A man, a woman, and an apple tree. A familiar combination of historic consequence, but the events here take place far from Eden.  Jane sits all day in the stifling heat of a shabby home. Her husband, Mac, is increasingly desperate about his work, and, consequently, their future.

The setting is in a future where economics have failed, heat is rising and vegetation of any kind is rare. So what, then, to make of a bump in the linoleum flooring that transpires to be a green sapling growing through the floor?

Is it real? Do they both see the same thing? Is this a manifestation of Jane’s depression, taking on a hallucinatory tangibility? Is there really any hope to be had from this new growth, or has something gone too far?

Originally a play, Zinnie Harris, under commission from the Sound Festival, has boiled the narrative into an intense libretto, and within the irregular undulations of John Harris’s score the dialogue, between two people struggling against an inevitably tragic denouement, drifts from spoken word to song, often in the midst of a single line – and frequently with tragi-comic impact.

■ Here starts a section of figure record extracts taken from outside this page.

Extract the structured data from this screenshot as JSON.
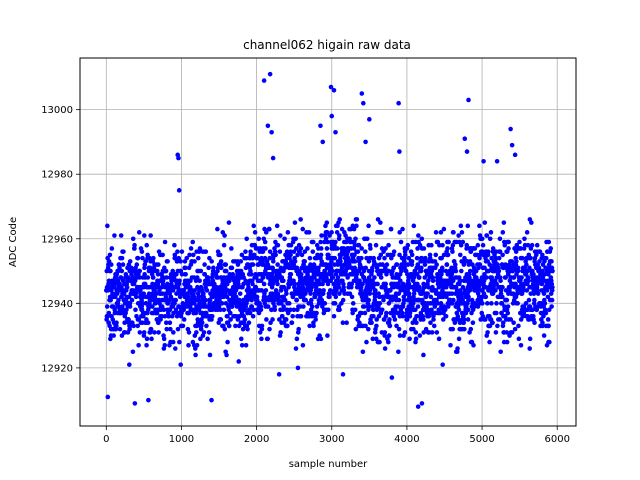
{
  "chart_data": {
    "type": "scatter",
    "title": "channel062 higain raw data",
    "xlabel": "sample number",
    "ylabel": "ADC Code",
    "xlim": [
      -350,
      6250
    ],
    "ylim": [
      12902,
      13016
    ],
    "xticks": [
      0,
      1000,
      2000,
      3000,
      4000,
      5000,
      6000
    ],
    "yticks": [
      12920,
      12940,
      12960,
      12980,
      13000
    ],
    "grid": true,
    "marker_color": "#0000ff",
    "n_samples": 5940,
    "regions": [
      {
        "x_start": 0,
        "x_end": 1900,
        "center": 12943,
        "spread": 7
      },
      {
        "x_start": 1900,
        "x_end": 2900,
        "center": 12947,
        "spread": 8
      },
      {
        "x_start": 2900,
        "x_end": 3350,
        "center": 12951,
        "spread": 7
      },
      {
        "x_start": 3350,
        "x_end": 4300,
        "center": 12945,
        "spread": 8
      },
      {
        "x_start": 4300,
        "x_end": 5940,
        "center": 12946,
        "spread": 8
      }
    ],
    "outliers": [
      {
        "x": 20,
        "y": 12911
      },
      {
        "x": 380,
        "y": 12909
      },
      {
        "x": 560,
        "y": 12910
      },
      {
        "x": 950,
        "y": 12986
      },
      {
        "x": 960,
        "y": 12985
      },
      {
        "x": 970,
        "y": 12975
      },
      {
        "x": 1400,
        "y": 12910
      },
      {
        "x": 2100,
        "y": 13009
      },
      {
        "x": 2180,
        "y": 13011
      },
      {
        "x": 2150,
        "y": 12995
      },
      {
        "x": 2200,
        "y": 12993
      },
      {
        "x": 2220,
        "y": 12985
      },
      {
        "x": 2990,
        "y": 13007
      },
      {
        "x": 3030,
        "y": 13006
      },
      {
        "x": 3000,
        "y": 12998
      },
      {
        "x": 3050,
        "y": 12993
      },
      {
        "x": 2850,
        "y": 12995
      },
      {
        "x": 2880,
        "y": 12990
      },
      {
        "x": 3400,
        "y": 13005
      },
      {
        "x": 3420,
        "y": 13002
      },
      {
        "x": 3500,
        "y": 12997
      },
      {
        "x": 3450,
        "y": 12990
      },
      {
        "x": 3890,
        "y": 13002
      },
      {
        "x": 3900,
        "y": 12987
      },
      {
        "x": 4150,
        "y": 12908
      },
      {
        "x": 4200,
        "y": 12909
      },
      {
        "x": 4820,
        "y": 13003
      },
      {
        "x": 4770,
        "y": 12991
      },
      {
        "x": 4800,
        "y": 12987
      },
      {
        "x": 5020,
        "y": 12984
      },
      {
        "x": 5200,
        "y": 12984
      },
      {
        "x": 5380,
        "y": 12994
      },
      {
        "x": 5400,
        "y": 12989
      },
      {
        "x": 5440,
        "y": 12986
      },
      {
        "x": 2300,
        "y": 12918
      },
      {
        "x": 2550,
        "y": 12920
      },
      {
        "x": 3150,
        "y": 12918
      },
      {
        "x": 3800,
        "y": 12917
      }
    ]
  }
}
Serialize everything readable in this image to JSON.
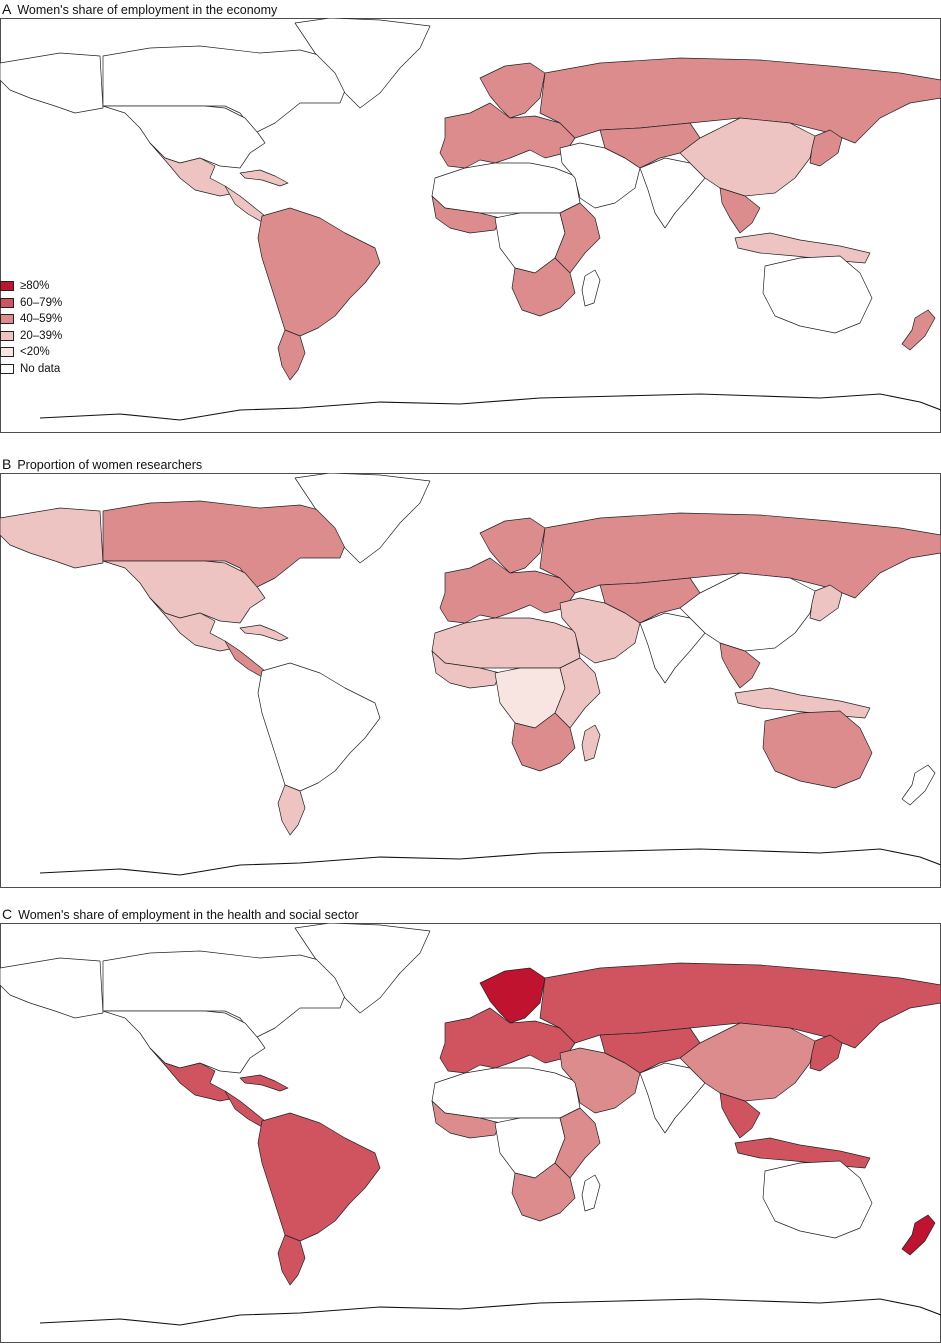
{
  "colors": {
    "c80": "#c0132f",
    "c60": "#cf5460",
    "c40": "#dd8c8e",
    "c20": "#eec4c2",
    "c0": "#f8e5e2",
    "none": "#ffffff"
  },
  "legend": [
    {
      "label": "≥80%",
      "cls": "c80"
    },
    {
      "label": "60–79%",
      "cls": "c60"
    },
    {
      "label": "40–59%",
      "cls": "c40"
    },
    {
      "label": "20–39%",
      "cls": "c20"
    },
    {
      "label": "<20%",
      "cls": "c0"
    },
    {
      "label": "No data",
      "cls": "none"
    }
  ],
  "panels": [
    {
      "letter": "A",
      "title": "Women's share of employment in the economy",
      "fills": {
        "canada": "none",
        "alaska": "none",
        "usa": "none",
        "greenland": "none",
        "mexico": "c20",
        "central_america": "c20",
        "caribbean": "c20",
        "south_america": "c40",
        "patagonia": "c40",
        "europe": "c40",
        "scandinavia": "c40",
        "russia": "c40",
        "middle_east": "none",
        "north_africa": "none",
        "west_africa": "c40",
        "central_africa": "none",
        "east_africa": "c40",
        "southern_africa": "c40",
        "central_asia": "c40",
        "china": "c20",
        "india": "none",
        "se_asia": "c40",
        "japan": "c40",
        "indonesia": "c20",
        "australia": "none",
        "new_zealand": "c40",
        "madagascar": "none"
      }
    },
    {
      "letter": "B",
      "title": "Proportion of women researchers",
      "fills": {
        "canada": "c40",
        "alaska": "c20",
        "usa": "c20",
        "greenland": "none",
        "mexico": "c20",
        "central_america": "c40",
        "caribbean": "c20",
        "south_america": "none",
        "patagonia": "c20",
        "europe": "c40",
        "scandinavia": "c40",
        "russia": "c40",
        "middle_east": "c20",
        "north_africa": "c20",
        "west_africa": "c20",
        "central_africa": "c0",
        "east_africa": "c20",
        "southern_africa": "c40",
        "central_asia": "c40",
        "china": "none",
        "india": "none",
        "se_asia": "c40",
        "japan": "c20",
        "indonesia": "c20",
        "australia": "c40",
        "new_zealand": "none",
        "madagascar": "c20"
      }
    },
    {
      "letter": "C",
      "title": "Women's share of employment in the health and social sector",
      "fills": {
        "canada": "none",
        "alaska": "none",
        "usa": "none",
        "greenland": "none",
        "mexico": "c60",
        "central_america": "c60",
        "caribbean": "c60",
        "south_america": "c60",
        "patagonia": "c60",
        "europe": "c60",
        "scandinavia": "c80",
        "russia": "c60",
        "middle_east": "c40",
        "north_africa": "none",
        "west_africa": "c40",
        "central_africa": "none",
        "east_africa": "c40",
        "southern_africa": "c40",
        "central_asia": "c60",
        "china": "c40",
        "india": "none",
        "se_asia": "c60",
        "japan": "c60",
        "indonesia": "c60",
        "australia": "none",
        "new_zealand": "c80",
        "madagascar": "none"
      }
    }
  ]
}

It is somewhat troubling to observe that the depiction of the future as a hopeless, overheated, poisoned eventuality has grown, in itself, somewhat banal, and there is little here that adds any particularly fresh insight into that sad state of affairs. However, Alan McHugh and Pauline Knowles occupy their characters with a raw and hurt despair that it is impossible not to be moved by the evocation of how a societal carelessness and neglect turns full circle on itself affording the space for individuals to career helplessly towards self-destruction. There really is no way back to the garden.